Submit your peptide sequence, oligonucleotide type, desired attachment site, linker preference, scale, purity requirement, and intended assay to Creative Peptides for custom CPP-oligonucleotide conjugation feasibility review and quotation.
A CPP-oligonucleotide conjugate is a covalent construct that links a cell-penetrating peptide to an oligonucleotide cargo. The CPP is used to support cellular association or uptake, while the oligonucleotide provides sequence-specific biological function.
Common research cargoes include ASOs, PMOs, PNAs, siRNA-related strands, and splice-switching oligonucleotides. Feasibility depends on cargo chemistry, functional handles, attachment site, linker compatibility, and purification behavior.

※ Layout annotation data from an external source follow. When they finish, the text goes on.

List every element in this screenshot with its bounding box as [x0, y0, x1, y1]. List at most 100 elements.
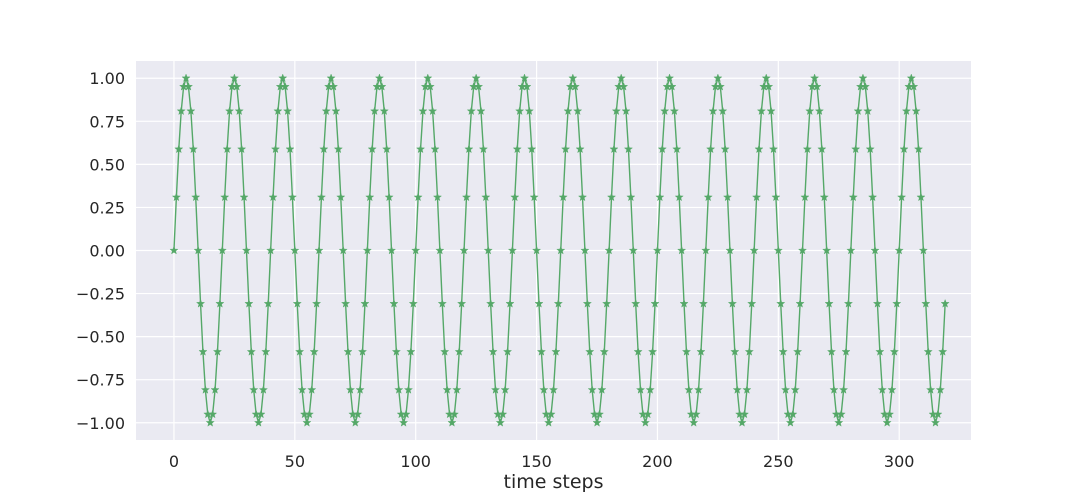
data-point: [546, 409, 556, 419]
data-point: [353, 409, 363, 419]
data-point: [461, 192, 472, 202]
data-point: [863, 106, 873, 115]
data-point: [870, 245, 880, 255]
data-point: [539, 385, 549, 394]
data-point: [471, 73, 481, 83]
data-point: [938, 347, 948, 356]
data-point: [239, 192, 249, 202]
x-tick-label: 300: [884, 452, 915, 471]
data-point: [343, 347, 353, 356]
data-point: [256, 409, 266, 419]
data-point: [824, 298, 834, 308]
data-point: [563, 106, 573, 115]
data-point: [341, 298, 351, 308]
data-point: [884, 409, 895, 419]
data-point: [413, 192, 423, 202]
data-point: [652, 245, 662, 255]
data-point: [466, 106, 476, 115]
data-point: [232, 81, 242, 91]
data-point: [725, 245, 735, 255]
data-point: [449, 409, 459, 419]
y-axis-ticks: −1.00 −0.75 −0.50 −0.25 0.00 0.25 0.50 0.75 1.00: [76, 69, 125, 433]
data-point: [570, 81, 580, 91]
data-point: [357, 347, 368, 356]
data-point: [602, 298, 612, 308]
data-point: [435, 245, 445, 255]
data-point: [505, 298, 515, 308]
data-point: [650, 298, 660, 308]
data-point: [454, 347, 464, 356]
data-point: [841, 347, 851, 356]
data-point: [418, 106, 428, 115]
data-point: [577, 192, 588, 202]
data-point: [664, 73, 675, 83]
data-point: [181, 73, 191, 83]
data-point: [266, 245, 276, 255]
data-point: [428, 106, 438, 115]
data-point: [628, 245, 638, 255]
data-point: [297, 385, 307, 394]
data-point: [606, 192, 617, 202]
data-point: [486, 298, 496, 308]
data-point: [829, 385, 839, 394]
data-point: [858, 73, 868, 83]
data-point: [200, 385, 210, 394]
data-point: [839, 385, 849, 394]
data-point: [534, 298, 544, 308]
data-point: [836, 409, 846, 419]
data-point: [389, 298, 399, 308]
data-point: [911, 106, 921, 115]
data-point: [645, 385, 655, 394]
data-point: [365, 192, 375, 202]
data-point: [843, 298, 853, 308]
data-point: [198, 347, 208, 356]
data-point: [249, 385, 259, 394]
data-point: [524, 106, 534, 115]
data-point: [285, 144, 295, 154]
series-markers: [169, 73, 950, 427]
data-point: [263, 298, 273, 308]
data-point: [394, 385, 404, 394]
data-point: [930, 417, 941, 427]
data-point: [587, 385, 597, 394]
data-point: [176, 106, 186, 115]
data-point: [374, 73, 384, 83]
data-point: [212, 347, 223, 356]
data-point: [667, 81, 677, 91]
data-point: [304, 409, 314, 419]
data-point: [708, 106, 718, 115]
data-point: [689, 417, 699, 427]
data-point: [672, 144, 682, 154]
data-point: [848, 192, 858, 202]
data-point: [875, 347, 885, 356]
data-point: [674, 192, 684, 202]
data-point: [691, 409, 701, 419]
data-point: [694, 385, 704, 394]
data-point: [290, 245, 300, 255]
data-point: [732, 385, 742, 394]
data-point: [681, 347, 692, 356]
data-point: [490, 385, 501, 394]
data-point: [183, 81, 193, 91]
data-point: [773, 245, 783, 255]
data-point: [312, 298, 322, 308]
data-point: [350, 417, 360, 427]
data-point: [718, 106, 728, 115]
data-point: [826, 347, 837, 356]
data-point: [643, 409, 653, 419]
data-point: [679, 298, 689, 308]
data-point: [599, 347, 609, 356]
data-point: [788, 409, 798, 419]
data-point: [191, 192, 201, 202]
data-point: [411, 245, 421, 255]
data-point: [766, 106, 776, 115]
data-point: [280, 81, 290, 91]
data-point: [635, 385, 646, 394]
data-point: [909, 81, 919, 91]
data-point: [478, 144, 488, 154]
data-point: [756, 106, 766, 115]
data-point: [328, 81, 339, 91]
data-point: [386, 245, 397, 255]
data-point: [316, 192, 326, 202]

No. CPP conjugation may improve uptake or cell association, but intracellular activity can still be limited by endosomal entrapment, poor release, cytotoxicity, inappropriate attachment site, or loss of oligonucleotide function. Functional controls are required.
There is no universal best site. Many designs use 5' or 3' oligonucleotide attachment and N-terminal, C-terminal, or side-chain peptide attachment. The best site depends on oligonucleotide mechanism, peptide function, linker chemistry, and assay requirements.
Provide the CPP sequence, oligonucleotide type and chemistry, desired attachment site, linker preference, scale, purity requirement, functional handles, intended assay, and any required controls or labels.